Leverage your references strategically. A teacher who watched you persist through a difficult course, a coach who saw you lead your teammates through a losing season, a mentor who guided you through a challenging project: these people can speak to your character and competencies in ways your resume alone cannot.

And if you’re still struggling to find the right words for what makes you valuable, that’s not a failure of effort. It’s a gap in self-knowledge that most entry-level candidates face. You might find that understanding your natural strengths — the patterns in how you think, work, and solve problems — makes the entire resume-writing process feel less like guesswork and more like translation.

Discover the strengths you’re already bringing to the table

Before you write your resume, understand what makes you unique. Pigment maps your natural energy patterns, decision-making style, and motivational drivers — so you can translate your high school experiences into the professional language employers actually respond to.

Get Your Results →

The fear of looking underqualified versus looking juvenile is real. But it’s based on a false choice.

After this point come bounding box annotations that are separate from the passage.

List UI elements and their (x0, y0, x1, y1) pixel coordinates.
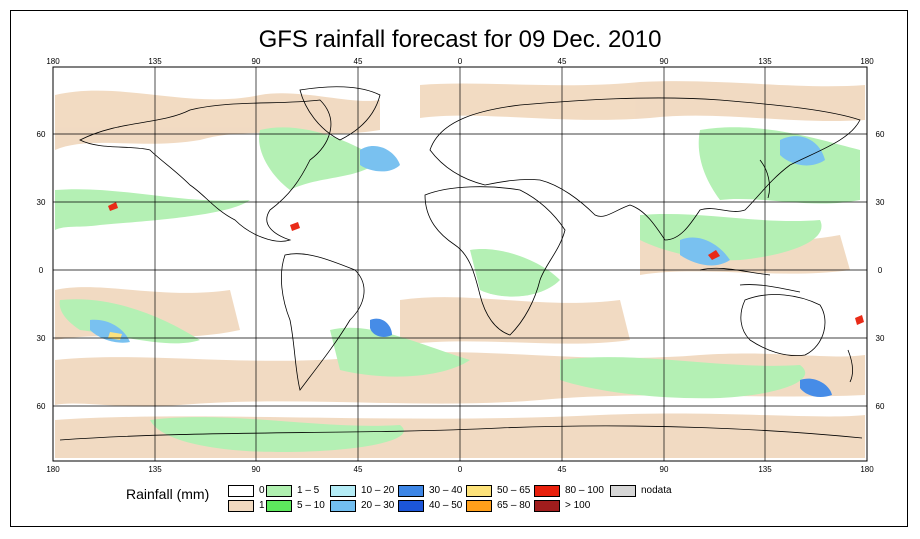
legend-label: 80 – 100 (565, 485, 604, 496)
coastline-europe-asia (429, 97, 861, 241)
coastline-south-america (281, 253, 365, 391)
lat-tick: 0 (878, 266, 883, 275)
lon-tick: 45 (354, 57, 363, 66)
lon-tick: 135 (148, 465, 162, 474)
legend-label: 1 – 5 (297, 485, 320, 496)
rain-zone-1-5mm (150, 417, 404, 452)
legend-swatch (610, 485, 636, 497)
map-title: GFS rainfall forecast for 09 Dec. 2010 (258, 26, 662, 53)
lat-tick: 0 (39, 266, 44, 275)
legend-label: 65 – 80 (497, 500, 531, 511)
lon-tick: 0 (458, 57, 463, 66)
rain-zone-20-30mm (680, 237, 730, 266)
rain-zone-80-100mm (290, 222, 300, 231)
legend-title: Rainfall (mm) (126, 486, 210, 502)
rain-zone-1-5mm (560, 357, 806, 399)
rain-zone-1-5mm (470, 249, 560, 297)
legend-swatch (330, 500, 356, 512)
lat-tick: 30 (876, 334, 885, 343)
legend-swatch (266, 485, 292, 497)
lon-tick: 180 (46, 465, 60, 474)
rainfall-field (55, 81, 865, 458)
lon-tick: 45 (558, 57, 567, 66)
lat-tick: 60 (876, 130, 885, 139)
legend-swatch (398, 500, 424, 512)
lon-tick: 135 (758, 465, 772, 474)
lon-ticks-bottom: 180 135 90 45 0 45 90 135 180 (46, 465, 874, 474)
rain-zone-1mm (420, 81, 865, 122)
rain-zone-30-40mm (370, 318, 392, 338)
rain-zone-1-5mm (698, 127, 860, 204)
legend-label: 10 – 20 (361, 485, 395, 496)
lat-tick: 30 (37, 334, 46, 343)
rain-zone-80-100mm (855, 315, 864, 325)
legend-label: 30 – 40 (429, 485, 463, 496)
coastline-indonesia (699, 267, 801, 293)
coastline-japan (759, 159, 770, 199)
coastline-new-zealand (847, 349, 854, 383)
coastline-africa (424, 186, 566, 336)
legend-swatch (330, 485, 356, 497)
rain-zone-80-100mm (108, 202, 118, 211)
legend-label: 5 – 10 (297, 500, 325, 511)
rain-zone-1-5mm (259, 127, 380, 190)
legend-label: > 100 (565, 500, 591, 511)
lon-ticks-top: 180 135 90 45 0 45 90 135 180 (46, 57, 874, 66)
rain-zone-1mm (55, 90, 380, 150)
legend-label: 50 – 65 (497, 485, 531, 496)
lon-tick: 180 (860, 465, 874, 474)
figure-frame (10, 10, 908, 527)
coastline-australia (740, 294, 826, 357)
lat-tick: 60 (37, 130, 46, 139)
legend-swatch (228, 500, 254, 512)
lat-ticks-right: 60 30 0 30 60 (876, 130, 885, 411)
legend-label: 1 (259, 500, 265, 511)
lat-tick: 30 (876, 198, 885, 207)
lon-tick: 180 (860, 57, 874, 66)
rain-zone-30-40mm (800, 378, 832, 398)
lat-tick: 60 (37, 402, 46, 411)
rain-zone-80-100mm (708, 250, 720, 260)
lon-tick: 90 (252, 465, 261, 474)
coastline-north-america (79, 99, 332, 242)
lon-tick: 90 (660, 57, 669, 66)
legend-swatch (534, 485, 560, 497)
legend-label: 0 (259, 485, 265, 496)
rain-zone-1-5mm (59, 299, 200, 344)
legend-label: nodata (641, 485, 672, 496)
rain-zone-20-30mm (780, 136, 825, 166)
lon-tick: 0 (458, 465, 463, 474)
lon-tick: 90 (660, 465, 669, 474)
legend-swatch (228, 485, 254, 497)
lon-tick: 135 (758, 57, 772, 66)
lat-tick: 60 (876, 402, 885, 411)
lat-ticks-left: 60 30 0 30 60 (37, 130, 46, 411)
lon-tick: 180 (46, 57, 60, 66)
coastline-greenland (299, 86, 381, 141)
legend-swatch (266, 500, 292, 512)
lat-tick: 30 (37, 198, 46, 207)
legend-swatch (534, 500, 560, 512)
rain-zone-1mm (400, 297, 630, 345)
lon-tick: 90 (252, 57, 261, 66)
lon-tick: 135 (148, 57, 162, 66)
legend-label: 40 – 50 (429, 500, 463, 511)
legend-swatch (466, 485, 492, 497)
legend-swatch (466, 500, 492, 512)
rain-zone-1-5mm (330, 327, 470, 377)
legend-label: 20 – 30 (361, 500, 395, 511)
lon-tick: 45 (354, 465, 363, 474)
coastline-antarctica (59, 425, 863, 441)
lon-tick: 45 (558, 465, 567, 474)
rain-zone-1-5mm (55, 189, 250, 230)
legend-swatch (398, 485, 424, 497)
graticule (53, 67, 867, 461)
coastlines (59, 86, 863, 441)
rain-zone-20-30mm (360, 145, 400, 172)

The right question was never “should I include high school?” It was “can I confidently articulate the value I bring?” And now you have the framework to do exactly that.

Your next step: audit your high school experiences through the lens of employer competencies. What projects required critical thinking? Where did you demonstrate leadership? How did you solve problems or collaborate with a team? These stories become the foundation of your professional narrative.

Employers hiring for entry-level roles know exactly who they’re recruiting. They’re not looking for a decade of experience. They’re looking for potential, self-awareness, and demonstrated competencies. Your high school achievements, framed strategically, provide exactly that proof.